Question

Suppose that a zero coupon bond selling at $1,000 par has a duration of four years....

Suppose that a zero coupon bond selling at $1,000 par has a duration of four years. If interest rates increase from 6 percent to 7 percent annually, the value of the bond will fall by what amount using Equation 6.14? Use semiannual compounding. Then, use the PV formula to determine the actual price of the bond at 7 percent. What is the difference? Why is there a difference?

Homework Answers

Answer #1

For a zero coupon bond, duration is equal to maturity.

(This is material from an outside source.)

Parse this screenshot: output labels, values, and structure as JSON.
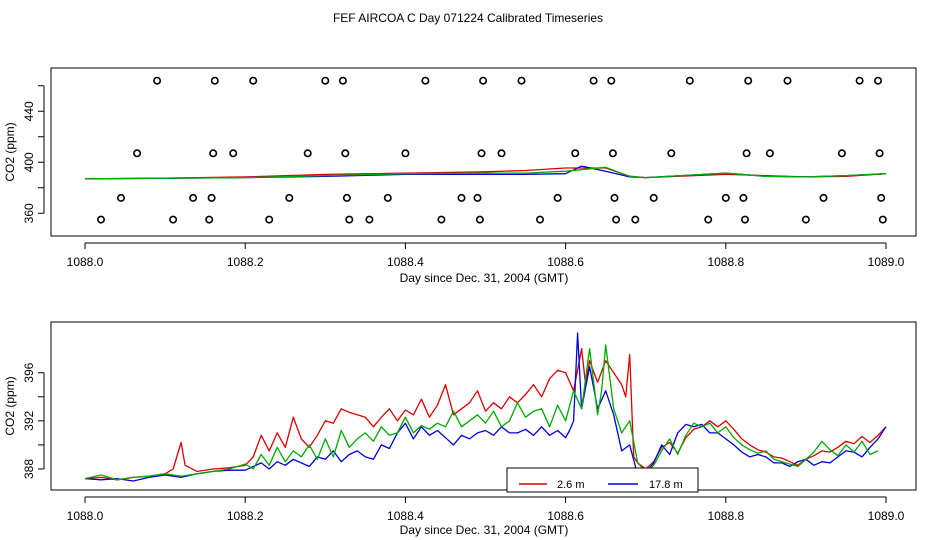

Given that the bond has duration of 4 years so maturity is also 4 years.

Interest rate=6% originally.

So, volatility=4/1.06=3.77 which means bond price will change by 3.77% if interest rate changes by 1%.

Thus, when interest rate is 7%, bond price will fall by 3.77*1=3.77%.

Par value=$1,000

At 7% interest, price fall=$1,000*0.0377=$37.7

But according to PV formula,

price=1,000/(1.06)4=$792.09 when interest rate is 6% and it is 1,000/(1.07)4=$762.895 when interest rate is 7%.

So, fall in price=$(792.09-762.895)=$29.198

This is less than the fall calculated with the help of duration, because duration assumes a linear relationship between interest rate and price which is not actually true because the curve is convex and not linear in nature.